The thing is when the content is too high, related to the number of lines, I often get the "UNEXPECTED ERROR" message. So I have no idea which kind of error is thrown here.
I finally found that the number of lines were the problem, and it appears python's gzip
fails at writing such amount of data in one file at once. Lowering the number of lines per split down to 4,000,000 works. However I would like to split the content and to write sequencially to a file to make sure that even high data content get to be written.

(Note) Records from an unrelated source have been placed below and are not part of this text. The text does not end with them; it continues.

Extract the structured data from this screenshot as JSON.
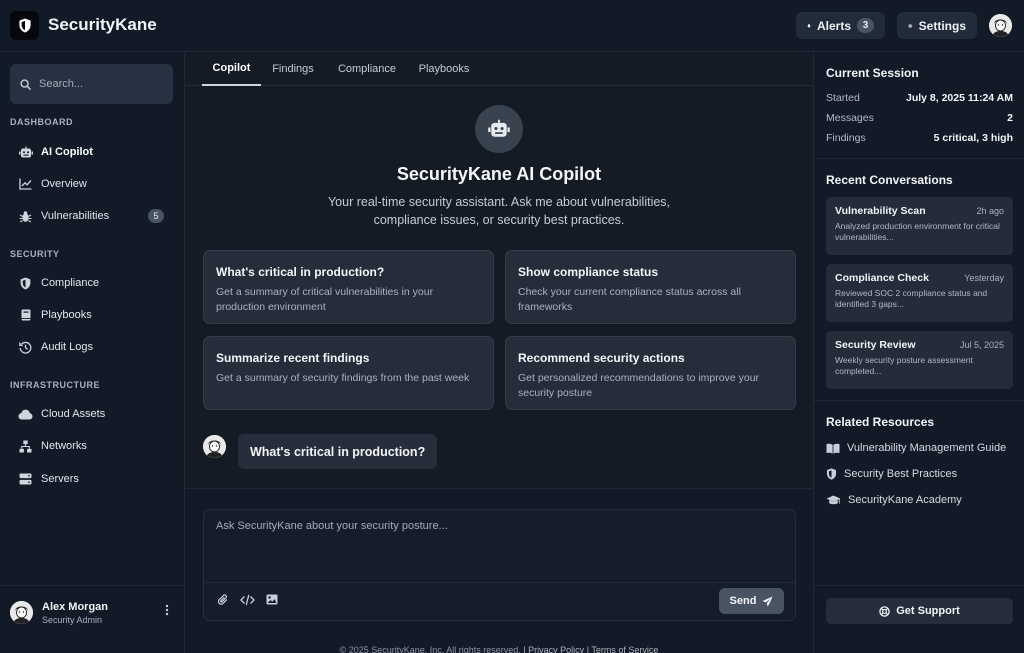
{
  "app": {
    "title": "SecurityKane"
  },
  "header": {
    "alerts_label": "Alerts",
    "alerts_count": "3",
    "settings_label": "Settings"
  },
  "sidebar": {
    "search_placeholder": "Search...",
    "sections": {
      "dashboard": "DASHBOARD",
      "security": "SECURITY",
      "infrastructure": "INFRASTRUCTURE"
    },
    "items": [
      {
        "label": "AI Copilot",
        "icon": "robot-icon",
        "active": true
      },
      {
        "label": "Overview",
        "icon": "chart-line-icon"
      },
      {
        "label": "Vulnerabilities",
        "icon": "bug-icon",
        "badge": "5"
      },
      {
        "label": "Compliance",
        "icon": "shield-icon"
      },
      {
        "label": "Playbooks",
        "icon": "book-icon"
      },
      {
        "label": "Audit Logs",
        "icon": "history-icon"
      },
      {
        "label": "Cloud Assets",
        "icon": "cloud-icon"
      },
      {
        "label": "Networks",
        "icon": "network-icon"
      },
      {
        "label": "Servers",
        "icon": "server-icon"
      }
    ],
    "user": {
      "name": "Alex Morgan",
      "role": "Security Admin"
    }
  },
  "main": {
    "tabs": [
      "Copilot",
      "Findings",
      "Compliance",
      "Playbooks"
    ],
    "active_tab": "Copilot",
    "copilot_title": "SecurityKane AI Copilot",
    "copilot_description": "Your real-time security assistant. Ask me about vulnerabilities, compliance issues, or security best practices.",
    "suggestions": [
      {
        "title": "What's critical in production?",
        "description": "Get a summary of critical vulnerabilities in your production environment"
      },
      {
        "title": "Show compliance status",
        "description": "Check your current compliance status across all frameworks"
      },
      {
        "title": "Summarize recent findings",
        "description": "Get a summary of security findings from the past week"
      },
      {
        "title": "Recommend security actions",
        "description": "Get personalized recommendations to improve your security posture"
      }
    ],
    "user_message": "What's critical in production?",
    "composer_placeholder": "Ask SecurityKane about your security posture...",
    "send_label": "Send",
    "footer": {
      "copyright": "© 2025 SecurityKane, Inc. All rights reserved.",
      "privacy": "Privacy Policy",
      "terms": "Terms of Service"
    }
  },
  "right_panel": {
    "session_heading": "Current Session",
    "session": [
      {
        "key": "Started",
        "value": "July 8, 2025 11:24 AM"
      },
      {
        "key": "Messages",
        "value": "2"
      },
      {
        "key": "Findings",
        "value": "5 critical, 3 high"
      }
    ],
    "recent_heading": "Recent Conversations",
    "conversations": [
      {
        "title": "Vulnerability Scan",
        "time": "2h ago",
        "description": "Analyzed production environment for critical vulnerabilities..."
      },
      {
        "title": "Compliance Check",
        "time": "Yesterday",
        "description": "Reviewed SOC 2 compliance status and identified 3 gaps..."
      },
      {
        "title": "Security Review",
        "time": "Jul 5, 2025",
        "description": "Weekly security posture assessment completed..."
      }
    ],
    "resources_heading": "Related Resources",
    "resources": [
      {
        "label": "Vulnerability Management Guide",
        "icon": "book-open-icon"
      },
      {
        "label": "Security Best Practices",
        "icon": "shield-icon"
      },
      {
        "label": "SecurityKane Academy",
        "icon": "graduation-cap-icon"
      }
    ],
    "support_label": "Get Support"
  }
}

So I would like to know how to find out the maximum number of characters that can be written for sure in one go in a file using gzip
, without any failure.
EDIT 1
So I caugth all remaining exceptions (I did not know that it was possible to simply catch Exception
sorry) :
def writeGzipFile(file_name, content, file_permission=None):
import gzip, traceback
with gzip.open(file_name, 'wb') as f:
if not content == '':
try:
f.write(content)
except IOError as ioe:
print "I/O ERROR wb", ioe.message
except ValueError as ve:
print "VALUE ERROR wb: ", ve.message
except EOFError as eofe:
print "EOF ERROR wb: ", eofe.message
except Exception, err:
print "EXCEPTION:", err.message
print "TRACEBACK_1:", traceback.print_exc(file=sys.stdout)
except:
print "UNEXPECTED ERROR wb"
The error is about int
size. I never thought I would have exceeded the int size one day:
EXCEPTION: size does not fit in an int
TRACEBACK_1:Traceback (most recent call last):
File "/home/anadin/dev/illumina-project-restructor_mass-splitting/illumina-project-restructor/tools/file_utils/file_compression.py", line 131, in writeGzipFile
f.write(content)
File "/usr/local/cluster/python2.7/lib/python2.7/gzip.py", line 230, in write
self.crc = zlib.crc32(data, self.crc) & 0xffffffffL
OverflowError: size does not fit in an int
None
Ok so the max size of an int being 2,147,483,647, my chunk of data is about 3,854,674,090 according to my log. This chunk is a string to which I applied the __len__()
function.
So as I planned to do, and as Antti Haapala suggested, I am about to read smaller chunks at a time in order to sequencially write them to smaller files.